Yesterday I was a victim of a violent assault. I am still suffering from the shock of this attack and am trying to deal with the complex emotions which this incident has evoked.
It was an unprovoked and brutal attack. No other members of the public came to my aid or even attempted to contact store security, not even the perpetrator’s father who I noticed looked on with a vacant expression and then, rather gormlessly, glided over to peruse the morning papers near the stationery aisle.
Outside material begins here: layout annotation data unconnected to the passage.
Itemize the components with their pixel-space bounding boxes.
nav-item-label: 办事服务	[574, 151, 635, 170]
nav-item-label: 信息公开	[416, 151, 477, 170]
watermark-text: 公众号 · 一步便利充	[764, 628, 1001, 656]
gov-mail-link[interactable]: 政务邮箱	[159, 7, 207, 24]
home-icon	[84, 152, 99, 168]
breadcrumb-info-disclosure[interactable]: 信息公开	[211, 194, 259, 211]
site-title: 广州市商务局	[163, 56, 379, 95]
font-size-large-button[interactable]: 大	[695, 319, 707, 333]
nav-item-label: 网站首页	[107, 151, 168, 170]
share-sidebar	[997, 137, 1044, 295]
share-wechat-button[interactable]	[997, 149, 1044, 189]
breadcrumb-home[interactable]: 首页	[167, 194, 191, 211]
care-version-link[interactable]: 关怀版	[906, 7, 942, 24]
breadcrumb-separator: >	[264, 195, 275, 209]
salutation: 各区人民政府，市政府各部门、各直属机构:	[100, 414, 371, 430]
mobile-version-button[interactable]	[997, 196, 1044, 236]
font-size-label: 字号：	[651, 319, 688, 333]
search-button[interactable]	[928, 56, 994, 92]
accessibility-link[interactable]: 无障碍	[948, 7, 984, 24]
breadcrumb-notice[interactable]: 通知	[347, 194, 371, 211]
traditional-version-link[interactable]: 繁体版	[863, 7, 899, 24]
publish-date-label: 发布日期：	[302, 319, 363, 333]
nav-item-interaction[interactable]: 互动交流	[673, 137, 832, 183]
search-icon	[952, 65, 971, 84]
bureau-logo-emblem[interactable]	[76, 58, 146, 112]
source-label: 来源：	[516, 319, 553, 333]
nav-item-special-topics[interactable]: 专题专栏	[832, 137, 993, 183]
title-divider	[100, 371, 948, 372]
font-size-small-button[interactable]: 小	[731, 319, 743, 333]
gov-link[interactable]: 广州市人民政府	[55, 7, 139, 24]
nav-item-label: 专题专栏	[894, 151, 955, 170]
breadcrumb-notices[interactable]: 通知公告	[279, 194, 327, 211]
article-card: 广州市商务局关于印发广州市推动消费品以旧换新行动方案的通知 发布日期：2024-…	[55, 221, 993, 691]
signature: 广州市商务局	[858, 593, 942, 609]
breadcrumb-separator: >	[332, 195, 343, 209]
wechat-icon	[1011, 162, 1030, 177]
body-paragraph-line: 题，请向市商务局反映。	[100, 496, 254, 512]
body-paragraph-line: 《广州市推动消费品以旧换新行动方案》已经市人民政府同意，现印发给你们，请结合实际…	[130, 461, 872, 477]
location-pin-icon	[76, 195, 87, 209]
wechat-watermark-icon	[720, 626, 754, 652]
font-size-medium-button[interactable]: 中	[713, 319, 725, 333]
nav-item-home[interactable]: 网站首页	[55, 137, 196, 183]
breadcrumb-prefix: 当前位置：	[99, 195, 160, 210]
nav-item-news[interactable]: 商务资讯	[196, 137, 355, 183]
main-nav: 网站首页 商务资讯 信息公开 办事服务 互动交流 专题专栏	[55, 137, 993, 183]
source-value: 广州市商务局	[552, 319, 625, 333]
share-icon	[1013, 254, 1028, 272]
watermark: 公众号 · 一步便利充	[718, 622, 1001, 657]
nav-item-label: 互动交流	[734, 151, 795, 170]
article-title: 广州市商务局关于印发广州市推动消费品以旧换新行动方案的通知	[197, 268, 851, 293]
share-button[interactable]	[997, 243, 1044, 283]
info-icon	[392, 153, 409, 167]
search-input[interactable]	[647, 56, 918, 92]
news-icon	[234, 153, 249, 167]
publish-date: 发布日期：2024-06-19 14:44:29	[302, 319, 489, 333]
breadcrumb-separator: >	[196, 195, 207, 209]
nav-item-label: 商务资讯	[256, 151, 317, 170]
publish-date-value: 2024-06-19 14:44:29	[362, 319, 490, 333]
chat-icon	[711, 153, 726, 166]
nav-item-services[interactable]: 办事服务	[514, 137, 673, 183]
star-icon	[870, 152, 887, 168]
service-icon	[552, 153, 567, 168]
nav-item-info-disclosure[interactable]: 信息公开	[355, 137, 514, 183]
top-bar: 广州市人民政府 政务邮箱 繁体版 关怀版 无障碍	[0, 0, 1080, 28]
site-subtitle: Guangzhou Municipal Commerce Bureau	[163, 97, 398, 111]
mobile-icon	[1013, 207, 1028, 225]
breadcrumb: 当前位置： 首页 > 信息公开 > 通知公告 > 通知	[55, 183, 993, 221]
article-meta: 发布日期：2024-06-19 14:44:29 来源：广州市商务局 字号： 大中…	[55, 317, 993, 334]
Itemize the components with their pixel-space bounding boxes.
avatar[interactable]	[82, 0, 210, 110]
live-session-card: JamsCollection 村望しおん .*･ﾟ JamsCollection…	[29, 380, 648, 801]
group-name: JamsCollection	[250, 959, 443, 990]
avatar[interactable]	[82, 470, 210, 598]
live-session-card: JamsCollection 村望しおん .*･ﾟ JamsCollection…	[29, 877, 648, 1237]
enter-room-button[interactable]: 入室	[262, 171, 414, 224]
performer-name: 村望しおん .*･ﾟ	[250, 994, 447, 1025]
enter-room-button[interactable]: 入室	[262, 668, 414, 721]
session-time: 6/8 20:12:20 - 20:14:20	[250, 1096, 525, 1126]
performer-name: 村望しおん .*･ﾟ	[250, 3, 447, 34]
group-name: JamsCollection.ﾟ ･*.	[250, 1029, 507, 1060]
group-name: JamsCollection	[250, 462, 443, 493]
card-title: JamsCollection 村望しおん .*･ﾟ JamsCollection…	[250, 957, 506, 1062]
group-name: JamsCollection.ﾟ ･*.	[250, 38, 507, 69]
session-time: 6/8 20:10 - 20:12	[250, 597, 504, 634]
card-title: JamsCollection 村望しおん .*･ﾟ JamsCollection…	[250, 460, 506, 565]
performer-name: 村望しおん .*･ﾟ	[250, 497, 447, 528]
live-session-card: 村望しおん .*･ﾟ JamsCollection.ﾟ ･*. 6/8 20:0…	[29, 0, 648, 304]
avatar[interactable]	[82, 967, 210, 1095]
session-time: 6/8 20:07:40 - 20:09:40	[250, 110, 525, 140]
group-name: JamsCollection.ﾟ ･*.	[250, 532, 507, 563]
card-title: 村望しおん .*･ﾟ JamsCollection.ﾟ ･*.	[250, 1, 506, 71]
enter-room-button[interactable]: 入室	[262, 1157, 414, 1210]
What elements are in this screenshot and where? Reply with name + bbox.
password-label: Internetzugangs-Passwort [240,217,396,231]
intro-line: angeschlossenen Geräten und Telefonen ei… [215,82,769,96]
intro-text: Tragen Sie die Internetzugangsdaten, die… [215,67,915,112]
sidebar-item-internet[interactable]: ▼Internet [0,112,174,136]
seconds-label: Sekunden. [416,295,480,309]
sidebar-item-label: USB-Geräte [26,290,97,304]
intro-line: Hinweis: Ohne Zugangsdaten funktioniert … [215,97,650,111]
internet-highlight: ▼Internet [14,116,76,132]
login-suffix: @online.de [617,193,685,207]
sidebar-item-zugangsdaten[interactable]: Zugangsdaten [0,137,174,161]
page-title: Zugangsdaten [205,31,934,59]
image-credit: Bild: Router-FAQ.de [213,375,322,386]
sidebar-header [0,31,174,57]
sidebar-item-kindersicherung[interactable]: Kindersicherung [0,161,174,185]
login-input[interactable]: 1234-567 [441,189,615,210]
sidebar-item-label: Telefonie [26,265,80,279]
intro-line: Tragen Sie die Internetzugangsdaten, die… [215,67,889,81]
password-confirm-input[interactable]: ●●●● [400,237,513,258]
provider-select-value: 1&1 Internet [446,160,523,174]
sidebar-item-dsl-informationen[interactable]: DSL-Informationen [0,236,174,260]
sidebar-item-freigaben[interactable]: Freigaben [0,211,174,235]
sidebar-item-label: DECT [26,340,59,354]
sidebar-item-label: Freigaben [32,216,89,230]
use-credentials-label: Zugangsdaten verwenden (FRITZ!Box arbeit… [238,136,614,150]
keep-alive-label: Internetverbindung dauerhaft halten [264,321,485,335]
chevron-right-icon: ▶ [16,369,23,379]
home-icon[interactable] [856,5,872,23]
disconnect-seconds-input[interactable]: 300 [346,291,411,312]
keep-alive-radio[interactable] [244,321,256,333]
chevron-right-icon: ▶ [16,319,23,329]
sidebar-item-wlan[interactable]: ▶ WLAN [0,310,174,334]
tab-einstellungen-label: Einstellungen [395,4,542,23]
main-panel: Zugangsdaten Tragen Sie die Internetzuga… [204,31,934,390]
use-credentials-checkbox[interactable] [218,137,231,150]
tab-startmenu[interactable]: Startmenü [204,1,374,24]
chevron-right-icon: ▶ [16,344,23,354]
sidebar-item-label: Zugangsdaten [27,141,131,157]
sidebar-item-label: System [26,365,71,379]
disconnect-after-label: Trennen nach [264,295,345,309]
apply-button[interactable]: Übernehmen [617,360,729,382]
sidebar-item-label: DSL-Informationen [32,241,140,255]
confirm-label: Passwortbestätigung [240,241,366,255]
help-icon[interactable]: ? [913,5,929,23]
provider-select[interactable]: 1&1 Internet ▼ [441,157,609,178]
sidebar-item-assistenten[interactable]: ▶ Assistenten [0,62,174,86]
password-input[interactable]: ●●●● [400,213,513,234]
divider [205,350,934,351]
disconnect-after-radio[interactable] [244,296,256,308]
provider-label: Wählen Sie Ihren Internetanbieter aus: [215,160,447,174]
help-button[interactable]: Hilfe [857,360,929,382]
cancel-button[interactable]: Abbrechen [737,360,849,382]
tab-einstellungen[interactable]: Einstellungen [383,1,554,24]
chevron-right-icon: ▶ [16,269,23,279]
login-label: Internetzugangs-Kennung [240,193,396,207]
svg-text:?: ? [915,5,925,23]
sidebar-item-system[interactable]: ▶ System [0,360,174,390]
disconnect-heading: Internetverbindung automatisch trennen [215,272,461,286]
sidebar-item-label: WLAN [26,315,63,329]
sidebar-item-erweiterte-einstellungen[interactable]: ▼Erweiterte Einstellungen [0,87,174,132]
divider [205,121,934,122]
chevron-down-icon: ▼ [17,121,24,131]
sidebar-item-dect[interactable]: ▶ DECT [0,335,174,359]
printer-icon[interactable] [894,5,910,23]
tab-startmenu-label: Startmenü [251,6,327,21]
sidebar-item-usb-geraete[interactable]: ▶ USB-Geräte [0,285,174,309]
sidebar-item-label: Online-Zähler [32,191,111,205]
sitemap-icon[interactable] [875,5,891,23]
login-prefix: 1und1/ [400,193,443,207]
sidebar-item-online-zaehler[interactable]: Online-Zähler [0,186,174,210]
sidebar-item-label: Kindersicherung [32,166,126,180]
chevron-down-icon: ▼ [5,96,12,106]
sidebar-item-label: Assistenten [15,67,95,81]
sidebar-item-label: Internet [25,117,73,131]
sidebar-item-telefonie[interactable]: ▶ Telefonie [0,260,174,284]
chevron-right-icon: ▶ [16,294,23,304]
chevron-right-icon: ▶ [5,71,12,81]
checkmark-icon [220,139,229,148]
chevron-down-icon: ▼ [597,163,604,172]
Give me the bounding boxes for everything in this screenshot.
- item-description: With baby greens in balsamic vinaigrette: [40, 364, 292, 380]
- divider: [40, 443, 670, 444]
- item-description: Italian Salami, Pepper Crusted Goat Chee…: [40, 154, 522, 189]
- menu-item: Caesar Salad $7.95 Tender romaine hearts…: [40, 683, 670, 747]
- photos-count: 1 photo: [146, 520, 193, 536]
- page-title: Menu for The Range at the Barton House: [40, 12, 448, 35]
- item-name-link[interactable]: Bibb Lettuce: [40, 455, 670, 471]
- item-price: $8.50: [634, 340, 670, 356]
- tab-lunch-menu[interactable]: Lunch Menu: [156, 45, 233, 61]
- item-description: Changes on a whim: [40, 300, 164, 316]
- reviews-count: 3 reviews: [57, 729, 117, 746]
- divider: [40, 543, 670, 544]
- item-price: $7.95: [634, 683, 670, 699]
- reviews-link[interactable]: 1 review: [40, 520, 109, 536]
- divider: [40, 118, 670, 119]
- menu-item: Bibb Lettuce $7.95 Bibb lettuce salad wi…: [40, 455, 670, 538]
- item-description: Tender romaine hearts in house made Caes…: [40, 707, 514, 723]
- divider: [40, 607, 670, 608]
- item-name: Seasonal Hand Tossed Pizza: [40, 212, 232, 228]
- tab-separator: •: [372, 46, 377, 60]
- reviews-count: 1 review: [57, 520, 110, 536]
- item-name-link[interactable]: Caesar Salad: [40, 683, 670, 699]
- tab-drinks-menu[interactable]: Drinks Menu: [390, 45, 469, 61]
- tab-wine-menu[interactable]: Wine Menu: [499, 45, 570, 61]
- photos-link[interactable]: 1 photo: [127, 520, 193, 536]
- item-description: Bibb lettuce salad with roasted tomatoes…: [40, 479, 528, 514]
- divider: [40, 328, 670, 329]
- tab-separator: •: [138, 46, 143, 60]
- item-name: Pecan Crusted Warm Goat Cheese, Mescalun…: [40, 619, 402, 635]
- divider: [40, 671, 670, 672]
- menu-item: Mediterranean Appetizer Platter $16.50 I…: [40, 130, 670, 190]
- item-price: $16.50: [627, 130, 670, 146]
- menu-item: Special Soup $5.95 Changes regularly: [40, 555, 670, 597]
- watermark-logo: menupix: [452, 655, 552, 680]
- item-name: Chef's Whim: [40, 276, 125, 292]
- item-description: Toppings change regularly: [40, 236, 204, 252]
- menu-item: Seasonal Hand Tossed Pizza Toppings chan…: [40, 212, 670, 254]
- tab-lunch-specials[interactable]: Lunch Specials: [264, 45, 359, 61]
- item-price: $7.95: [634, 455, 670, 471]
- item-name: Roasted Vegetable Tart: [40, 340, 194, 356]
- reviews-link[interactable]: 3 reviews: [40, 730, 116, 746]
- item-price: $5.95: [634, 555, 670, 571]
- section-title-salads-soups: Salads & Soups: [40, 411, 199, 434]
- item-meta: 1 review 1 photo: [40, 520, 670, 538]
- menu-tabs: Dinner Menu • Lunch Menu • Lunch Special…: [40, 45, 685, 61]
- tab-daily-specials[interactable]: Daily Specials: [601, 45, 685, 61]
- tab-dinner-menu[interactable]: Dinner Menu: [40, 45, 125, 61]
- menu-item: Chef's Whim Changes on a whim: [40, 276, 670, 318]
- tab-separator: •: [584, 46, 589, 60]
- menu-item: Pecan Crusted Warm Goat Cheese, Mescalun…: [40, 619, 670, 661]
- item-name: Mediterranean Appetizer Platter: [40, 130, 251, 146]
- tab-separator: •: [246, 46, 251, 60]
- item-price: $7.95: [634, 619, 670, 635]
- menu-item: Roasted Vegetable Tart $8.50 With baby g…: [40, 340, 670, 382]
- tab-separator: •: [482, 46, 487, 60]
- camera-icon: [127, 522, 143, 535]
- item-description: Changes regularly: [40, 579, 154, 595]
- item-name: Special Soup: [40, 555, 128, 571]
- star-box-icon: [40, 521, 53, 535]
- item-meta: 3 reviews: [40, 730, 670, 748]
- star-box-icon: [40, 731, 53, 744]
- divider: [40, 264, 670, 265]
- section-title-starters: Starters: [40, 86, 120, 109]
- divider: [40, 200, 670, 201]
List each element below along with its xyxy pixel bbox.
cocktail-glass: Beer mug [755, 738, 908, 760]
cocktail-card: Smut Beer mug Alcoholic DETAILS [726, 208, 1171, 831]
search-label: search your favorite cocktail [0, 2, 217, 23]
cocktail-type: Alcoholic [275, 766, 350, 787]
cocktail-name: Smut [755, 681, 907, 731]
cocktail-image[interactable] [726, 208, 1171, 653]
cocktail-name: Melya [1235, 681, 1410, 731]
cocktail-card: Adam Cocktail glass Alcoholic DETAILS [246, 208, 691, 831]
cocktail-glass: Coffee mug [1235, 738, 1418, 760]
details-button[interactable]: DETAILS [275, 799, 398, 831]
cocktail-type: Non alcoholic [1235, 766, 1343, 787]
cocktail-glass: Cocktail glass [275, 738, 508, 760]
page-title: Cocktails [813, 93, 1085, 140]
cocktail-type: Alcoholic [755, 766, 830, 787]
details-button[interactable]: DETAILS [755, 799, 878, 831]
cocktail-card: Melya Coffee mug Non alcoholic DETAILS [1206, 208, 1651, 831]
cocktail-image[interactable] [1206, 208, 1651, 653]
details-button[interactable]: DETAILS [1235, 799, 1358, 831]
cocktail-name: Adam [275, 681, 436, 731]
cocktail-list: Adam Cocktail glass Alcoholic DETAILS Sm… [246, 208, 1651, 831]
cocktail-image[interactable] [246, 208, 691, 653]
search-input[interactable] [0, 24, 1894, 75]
I was struck in the face after attempting to help the perpetrator put on a ‘hello kitty’ baseball cap next to the soft fruit section of my local Tescos. After several failed attempts and repositioning of those annoying little plasticky bits at the back I suggested that my attacker may have outgrown her ‘hello kitty’ baseball cap (which I had struggled to persuade her to wear every single hot and sunny day this summer, but which, after finding in her room one February morning seemed to be the most important ever thing to wear on this particular day) and that perhaps we would have to buy her a new sun hat for this summer.
At these words, spoken softly as I crouched down to calmly talk through my attacker’s disappointment over the matter, she shouted ‘NO!!’ and squarely slapped me across the face with what seemed to be all the strength and effort she could possibly summon.
At this I was forced to abandon my trolley and frog march my attacker back to my car where I performed a kind of ‘citizens arrest’ by giving her a time out on the back seat. After a lot of screaming by my attacker, a failed escape attempt, a lot of kicking of my cars interior and many angry tears, my attackers rage eventually subsided and after a little reconciliatory cuddle I continued with my shopping without any further incident.
That is my story.
My story of violence and of reconciliation.
I shall time them out on the beaches, I shall time them out in the tesco aisles (or just get online delivery), I shall time them out in the fields and in the streets, I shall time them out in the hills, I shall never surrender.
Unless it is really not worth a battle though or I am particularly tired and sleep deprived. Also recently read a book about parenting by Alfie Kohn which suggests that all punishment and reward is totally pointless and harmful for kids anyway. Not sure how he deals with being slapped in the face by his kids in tescos.
Here is a picture of my attacker. Watch out. She is also wanted for impersonating a police officer.
In other news it is also my birthday. Yay!